Plus énergétique que le pétrole ou le gaz naturel, non polluant et non toxique, l'hydrogène pourrait progressivement suppléer les énergies fossiles et répondre à l'essentiel de nos besoins énergétiques. Problème : si l'atome d'hydrogène, lié à l'oxygène, est très abondant sous forme d'eau, les molécules d'hydrogène, elles, ne se trouvent pas à l'état pur. Le défi auquel s'attellent les chercheurs est donc de produire de l'hydrogène, sans dégagement de dioxyde de carbone. Pour cela, l'électrolyse de l'eau, c'est-à-dire sa décomposition en hydrogène (H) et oxygène (O), est l'une des solutions envisagées. Aujourd'hui maîtrisée, cette technique présente toutefois des inconvénients majeurs : son rendement ne dépasse pas 80 %, son coût de production est trop élevé et certains matériaux utilisés sont polluants, voire dangereux.

 


Pour obtenir de l'hydrogène par électrolyse de l'eau avec un meilleur rendement, il faut chauffer cette dernière. Deux voies sont alors possibles : la plus "traditionnelle" utilise la conduction par ions O2- tandis que la seconde s'appuie sur la circulation des protons (ions H+). Principal avantage de la voie protonique : elle requiert des températures plus faibles, de l'ordre de 600°C. À de telles températures, une bonne conductivité des protons peut être envisagée, tout en utilisant des matériaux peu onéreux et fiables. C'est pourquoi les scientifiques ont choisi d'explorer et d'optimiser cette voie.
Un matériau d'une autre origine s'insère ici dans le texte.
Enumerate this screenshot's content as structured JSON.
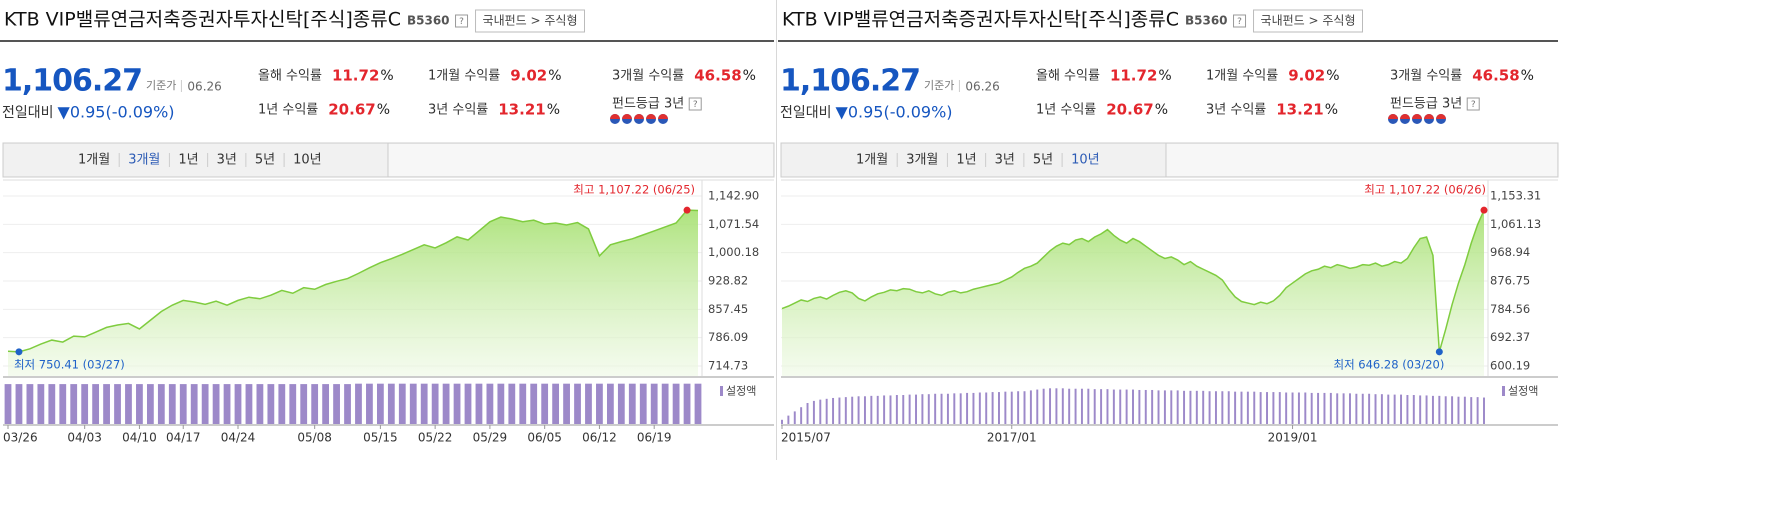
{
  "panels": [
    {
      "title": "KTB VIP밸류연금저축증권자투자신탁[주식]종류C",
      "code": "B5360",
      "help": "?",
      "breadcrumb": "국내펀드 > 주식형",
      "price": "1,106.27",
      "price_label": "기준가",
      "date": "06.26",
      "change_label": "전일대비",
      "change": "▼0.95(-0.09%)",
      "returns": [
        {
          "label": "올해 수익률",
          "value": "11.72",
          "unit": "%"
        },
        {
          "label": "1개월 수익률",
          "value": "9.02",
          "unit": "%"
        },
        {
          "label": "3개월 수익률",
          "value": "46.58",
          "unit": "%"
        },
        {
          "label": "1년 수익률",
          "value": "20.67",
          "unit": "%"
        },
        {
          "label": "3년 수익률",
          "value": "13.21",
          "unit": "%"
        }
      ],
      "grade_label": "펀드등급 3년",
      "tabs": [
        "1개월",
        "3개월",
        "1년",
        "3년",
        "5년",
        "10년"
      ],
      "active_tab": "3개월"
    },
    {
      "title": "KTB VIP밸류연금저축증권자투자신탁[주식]종류C",
      "code": "B5360",
      "help": "?",
      "breadcrumb": "국내펀드 > 주식형",
      "price": "1,106.27",
      "price_label": "기준가",
      "date": "06.26",
      "change_label": "전일대비",
      "change": "▼0.95(-0.09%)",
      "returns": [
        {
          "label": "올해 수익률",
          "value": "11.72",
          "unit": "%"
        },
        {
          "label": "1개월 수익률",
          "value": "9.02",
          "unit": "%"
        },
        {
          "label": "3개월 수익률",
          "value": "46.58",
          "unit": "%"
        },
        {
          "label": "1년 수익률",
          "value": "20.67",
          "unit": "%"
        },
        {
          "label": "3년 수익률",
          "value": "13.21",
          "unit": "%"
        }
      ],
      "grade_label": "펀드등급 3년",
      "tabs": [
        "1개월",
        "3개월",
        "1년",
        "3년",
        "5년",
        "10년"
      ],
      "active_tab": "10년"
    }
  ],
  "chart_data": [
    {
      "type": "line",
      "annotations": [
        "최고 1,107.22 (06/25)",
        "최저 750.41 (03/27)"
      ],
      "xlim": [
        0,
        63
      ],
      "xticks": [
        {
          "value": 0,
          "label": "03/26"
        },
        {
          "value": 7,
          "label": "04/03"
        },
        {
          "value": 12,
          "label": "04/10"
        },
        {
          "value": 16,
          "label": "04/17"
        },
        {
          "value": 21,
          "label": "04/24"
        },
        {
          "value": 28,
          "label": "05/08"
        },
        {
          "value": 34,
          "label": "05/15"
        },
        {
          "value": 39,
          "label": "05/22"
        },
        {
          "value": 44,
          "label": "05/29"
        },
        {
          "value": 49,
          "label": "06/05"
        },
        {
          "value": 54,
          "label": "06/12"
        },
        {
          "value": 59,
          "label": "06/19"
        }
      ],
      "ylim": [
        714.73,
        1142.9
      ],
      "yticks": [
        {
          "value": 1142.9,
          "label": "1,142.90"
        },
        {
          "value": 1071.54,
          "label": "1,071.54"
        },
        {
          "value": 1000.18,
          "label": "1,000.18"
        },
        928.82,
        857.45,
        786.09,
        714.73
      ],
      "y2lim": [
        0,
        100
      ],
      "grid": true,
      "series": [
        {
          "color": "#7fcc3f",
          "values": [
            752,
            750.41,
            758,
            770,
            780,
            775,
            790,
            788,
            800,
            812,
            818,
            822,
            808,
            830,
            852,
            868,
            880,
            876,
            870,
            878,
            868,
            880,
            888,
            884,
            893,
            905,
            898,
            912,
            908,
            920,
            928,
            935,
            948,
            962,
            975,
            985,
            996,
            1008,
            1020,
            1012,
            1025,
            1040,
            1032,
            1055,
            1078,
            1090,
            1085,
            1078,
            1082,
            1072,
            1075,
            1070,
            1076,
            1060,
            992,
            1020,
            1028,
            1035,
            1045,
            1055,
            1065,
            1075,
            1107.22,
            1106.27
          ]
        },
        {
          "name": "설정액",
          "type": "bar",
          "axis": "y2",
          "color": "#9d89c9",
          "values": [
            95,
            95,
            95,
            95,
            95,
            95,
            95,
            95,
            95,
            95,
            95,
            95,
            95,
            95,
            95,
            95,
            95,
            95,
            95,
            95,
            95,
            95,
            95,
            95,
            95,
            95,
            95,
            95,
            95,
            95,
            95,
            95,
            96,
            96,
            96,
            96,
            96,
            96,
            96,
            96,
            96,
            96,
            96,
            96,
            96,
            96,
            96,
            96,
            96,
            96,
            96,
            96,
            96,
            96,
            96,
            96,
            96,
            96,
            96,
            96,
            96,
            96,
            96,
            96
          ]
        }
      ]
    },
    {
      "type": "line",
      "annotations": [
        "최고 1,107.22 (06/26)",
        "최저 646.28 (03/20)"
      ],
      "xlim": [
        0,
        110
      ],
      "xticks": [
        {
          "value": 0,
          "label": "2015/07"
        },
        {
          "value": 36,
          "label": "2017/01"
        },
        {
          "value": 80,
          "label": "2019/01"
        }
      ],
      "ylim": [
        600.19,
        1153.31
      ],
      "yticks": [
        {
          "value": 1153.31,
          "label": "1,153.31"
        },
        {
          "value": 1061.13,
          "label": "1,061.13"
        },
        968.94,
        876.75,
        784.56,
        692.37,
        600.19
      ],
      "y2lim": [
        0,
        100
      ],
      "grid": true,
      "series": [
        {
          "color": "#7fcc3f",
          "values": [
            787,
            795,
            805,
            815,
            810,
            820,
            825,
            818,
            830,
            840,
            845,
            838,
            820,
            812,
            825,
            835,
            840,
            848,
            845,
            852,
            850,
            842,
            838,
            845,
            835,
            830,
            840,
            845,
            838,
            842,
            850,
            855,
            860,
            865,
            870,
            880,
            890,
            905,
            918,
            925,
            935,
            955,
            975,
            990,
            1000,
            995,
            1010,
            1015,
            1005,
            1020,
            1030,
            1044,
            1025,
            1010,
            1000,
            1015,
            1005,
            990,
            975,
            960,
            950,
            955,
            945,
            930,
            940,
            925,
            915,
            905,
            895,
            880,
            850,
            825,
            810,
            805,
            800,
            808,
            803,
            812,
            830,
            855,
            870,
            885,
            900,
            910,
            915,
            925,
            920,
            930,
            925,
            918,
            922,
            930,
            928,
            935,
            925,
            930,
            940,
            935,
            950,
            985,
            1015,
            1020,
            960,
            646.28,
            720,
            800,
            870,
            930,
            1000,
            1060,
            1107.22
          ]
        },
        {
          "name": "설정액",
          "type": "bar",
          "axis": "y2",
          "color": "#9d89c9",
          "values": [
            10,
            20,
            30,
            40,
            50,
            55,
            58,
            60,
            62,
            63,
            64,
            65,
            66,
            66,
            67,
            67,
            68,
            68,
            69,
            69,
            70,
            70,
            71,
            71,
            72,
            72,
            72,
            73,
            73,
            74,
            74,
            75,
            75,
            76,
            76,
            77,
            77,
            78,
            78,
            80,
            82,
            84,
            85,
            85,
            85,
            84,
            84,
            84,
            84,
            83,
            83,
            83,
            82,
            82,
            82,
            82,
            81,
            81,
            81,
            80,
            80,
            80,
            80,
            79,
            79,
            79,
            79,
            78,
            78,
            78,
            78,
            77,
            77,
            77,
            77,
            76,
            76,
            76,
            76,
            75,
            75,
            75,
            75,
            74,
            74,
            74,
            74,
            73,
            73,
            73,
            72,
            72,
            72,
            71,
            71,
            70,
            70,
            70,
            69,
            69,
            68,
            68,
            67,
            67,
            66,
            66,
            65,
            65,
            64,
            64,
            63
          ]
        }
      ]
    }
  ]
}
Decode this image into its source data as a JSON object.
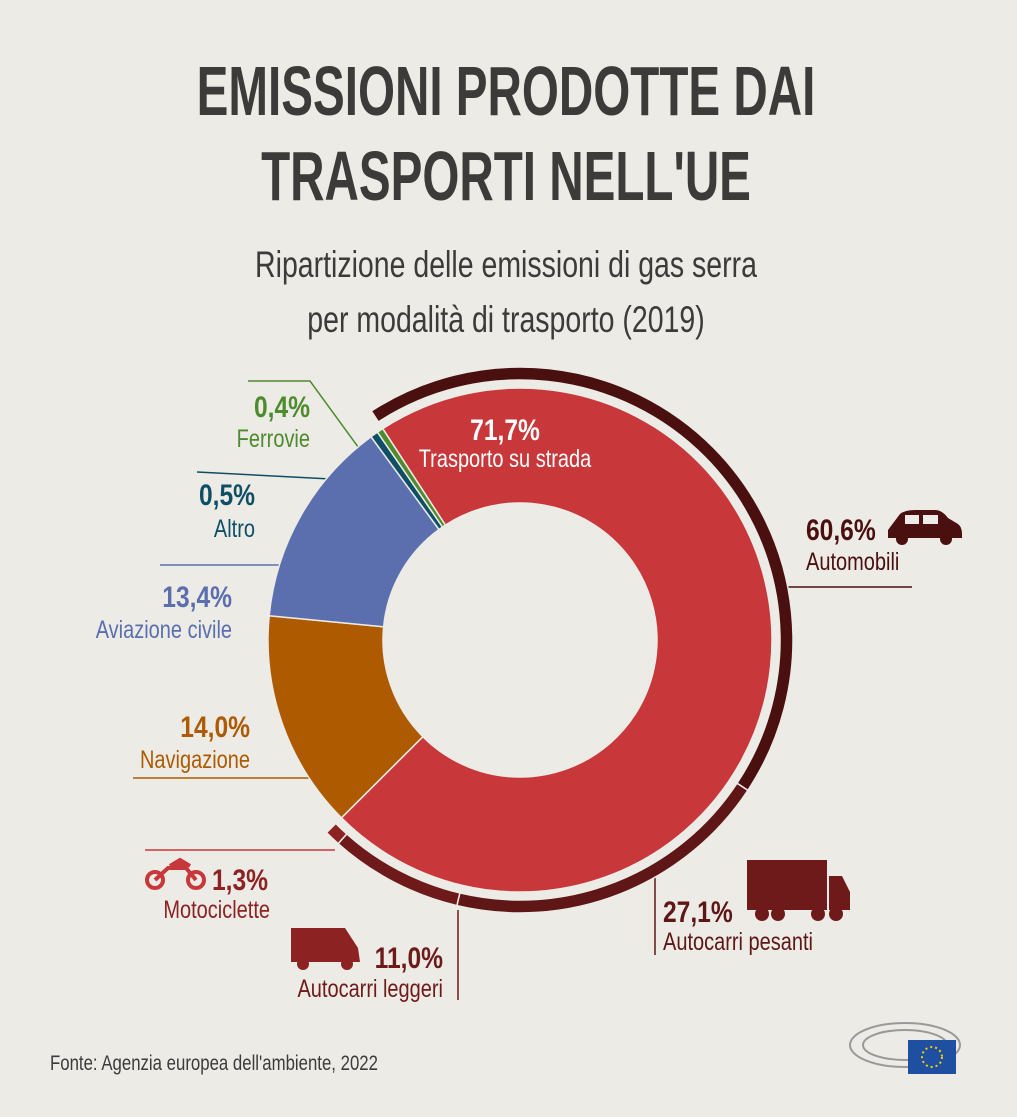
{
  "chart_data": [
    {
      "type": "donut",
      "title": [
        "EMISSIONI PRODOTTE DAI",
        "TRASPORTI NELL'UE"
      ],
      "subtitle": [
        "Ripartizione delle emissioni di gas serra",
        "per modalità di trasporto (2019)"
      ],
      "categories": [
        "Trasporto su strada",
        "Navigazione",
        "Aviazione civile",
        "Altro",
        "Ferrovie"
      ],
      "values": [
        71.7,
        14.0,
        13.4,
        0.5,
        0.4
      ],
      "value_labels": [
        "71,7%",
        "14,0%",
        "13,4%",
        "0,5%",
        "0,4%"
      ],
      "colors": [
        "#c8373a",
        "#ad5a00",
        "#5b6fae",
        "#0f4f66",
        "#4e8a2e"
      ],
      "source": "Fonte: Agenzia europea dell'ambiente, 2022"
    },
    {
      "type": "ring",
      "categories": [
        "Automobili",
        "Autocarri pesanti",
        "Autocarri leggeri",
        "Motociclette"
      ],
      "values": [
        60.6,
        27.1,
        11.0,
        1.3
      ],
      "value_labels": [
        "60,6%",
        "27,1%",
        "11,0%",
        "1,3%"
      ],
      "colors": [
        "#4a1010",
        "#5e1616",
        "#6e1a1a",
        "#8c2222"
      ]
    }
  ]
}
Ils ont mis au point deux électrolyseurs équipés de capteurs de température, de pression... et ont ainsi pu déterminer avec précision les conditions requises pour obtenir de l'hydrogène en grande quantité et de façon fiable. L'une de leurs idées novatrices a été d'effectuer l'électrolyse sous pression (entre 50 et 100 bars). Et elle s'est révélée efficace : en effet, les principaux paramètres des électrolyseurs s'en sont trouvés améliorés.Les premiers essais effectués ont permis d'atteindre des quantités d'hydrogène notables, avec un niveau de courant bien supérieur à ce qui avait été fait précédemment. De plus, cette nouvelle technologie abaisse de près de 200°C la température de fonctionnement requise.

Un dernier atout : en permettant l'usage d'alliages commerciaux, elle diminue le coût de l'hydrogène produit. Ce résultat, prometteur et capital pour l'avenir économique de la filière hydrogène, laisse espérer le développement de technologies rentables et économiques. Même si avant de produire de l'hydrogène massivement et à bas coût, des efforts sont encore nécessaires. Un travail de perfectionnement du dispositif est d'ores et déjà envisagé.